L’étude a été menée par des chercheurs de l’École de médecine Icahn du Mont Sinaï et les résultats ont été publiés dans la revue scientifique Nature. Les chercheurs ont testé l’assistant virtuel d’OpenAI avec 60 scénarios cliniques complexes couvrant 21 branches différentes de la médecine.

Ces scénarios ne consistaient pas en de simples problèmes de santé, mais plutôt en des cas destinés à mesurer la capacité à distinguer des situations mettant la vie en danger.

Résultats : réussis dans certains cas, risqués dans d’autres

Selon les résultats de la recherche, ChatGPT a donné des résultats positifs dans des cas présentant des symptômes classiques et distincts. Par exemple, il a pu évaluer avec précision des conditions telles que des crises cardiaques ou des réactions allergiques graves qui se traduisent par une douleur thoracique typique.

Cependant, dans les cas où le tableau clinique était plus incertain ou atypique, le système a commis de graves erreurs.

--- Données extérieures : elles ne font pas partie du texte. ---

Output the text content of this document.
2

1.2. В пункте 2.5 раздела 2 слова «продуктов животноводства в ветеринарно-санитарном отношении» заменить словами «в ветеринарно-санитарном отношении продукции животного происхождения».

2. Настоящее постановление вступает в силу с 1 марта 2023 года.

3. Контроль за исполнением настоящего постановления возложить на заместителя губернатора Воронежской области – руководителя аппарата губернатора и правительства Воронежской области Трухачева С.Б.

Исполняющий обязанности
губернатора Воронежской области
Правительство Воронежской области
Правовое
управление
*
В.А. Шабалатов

Dans environ la moitié des cas d’urgence réels, le chatbot n’a pas conseillé à l’utilisateur de se rendre aux urgences et a plutôt suggéré une approche plus prudente.

Selon les experts, dans la réalité, une telle suggestion pourrait avoir des conséquences dangereuses.

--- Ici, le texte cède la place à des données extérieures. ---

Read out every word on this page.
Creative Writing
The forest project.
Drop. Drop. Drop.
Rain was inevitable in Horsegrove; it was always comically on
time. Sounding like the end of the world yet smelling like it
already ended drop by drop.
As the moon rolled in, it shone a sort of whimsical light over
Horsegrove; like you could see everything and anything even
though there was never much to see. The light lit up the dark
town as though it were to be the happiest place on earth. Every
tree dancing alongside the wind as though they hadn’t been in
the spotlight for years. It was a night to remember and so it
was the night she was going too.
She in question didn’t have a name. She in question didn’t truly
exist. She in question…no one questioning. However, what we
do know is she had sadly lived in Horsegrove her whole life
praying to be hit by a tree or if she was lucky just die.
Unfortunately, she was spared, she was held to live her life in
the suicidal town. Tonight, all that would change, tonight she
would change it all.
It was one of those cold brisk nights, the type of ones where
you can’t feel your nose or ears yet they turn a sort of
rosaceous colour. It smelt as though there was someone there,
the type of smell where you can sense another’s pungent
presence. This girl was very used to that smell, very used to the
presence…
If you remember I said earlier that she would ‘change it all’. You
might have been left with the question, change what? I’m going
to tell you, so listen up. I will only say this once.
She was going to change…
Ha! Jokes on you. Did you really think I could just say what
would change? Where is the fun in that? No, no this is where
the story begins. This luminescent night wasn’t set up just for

Les conseils « attendre et voir » peuvent présenter des risques

Le problème le plus important signalé par les chercheurs est que l’intelligence artificielle a du mal à lire les symptômes et donne trop de suggestions apaisantes et prudentes.

AI a suggéré dans de nombreux cas une approche « attendre et observer ». Cependant, comme le temps est critique dans certaines maladies, cette approche peut faire la différence entre la vie et la mort.

L’un des exemples donnés dans l’étude était une crise d’asthme aiguë. Bien que ChatGPT ait correctement identifié la détresse respiratoire grave décrite par l’utilisateur, il a recommandé de surveiller la situation à domicile plutôt que d’appeler une aide médicale d’urgence.

Selon les chercheurs, cette erreur provient d’un problème structurel : l’algorithme sous-estime souvent la gravité du risque en évitant les propos alarmistes.

Un problème plus complexe en santé mentale

La recherche a également révélé un tableau encore plus inquiétant dans le domaine de la santé mentale. Bien que l’IA fournisse des alertes excessives dans certaines situations psychologiques à faible risque, elle pourrait moins bien réagir dans des situations où les utilisateurs exprimaient ouvertement des pensées d’automutilation ou de suicide.

Cette situation « d’alerte inversée » inquiète particulièrement les psychiatres. Parce que les utilisateurs les plus vulnérables risquent de ne pas être suffisamment protégés par les filtres de sécurité de l’algorithme.

Experts : l’intelligence artificielle ne peut pas remplacer le médecin

Malgré les problèmes identifiés, les chercheurs ne disent pas qu’il faut rejeter complètement l’intelligence artificielle. Selon les experts, cette technologie peut soutenir le système de santé à l’avenir ; Par exemple, il peut être utilisé comme outil d’assistance dans les processus de triage des médecins.

Mais pour l’instant, le message est assez clair : ChatGPT n’est pas un médecin et ne peut pas remplacer le jugement clinique humain.

Les experts soulignent que les utilisateurs doivent contacter des professionnels de santé ou des services d’urgence, et non l’intelligence artificielle, lorsque les symptômes suivants apparaissent :

Douleur thoracique constante
essoufflement soudain
Pensées d’automutilation

Selon les chercheurs, la vie humaine ne devrait pas être laissée à la décision d’un algorithme qui dit « attendons et voyons ».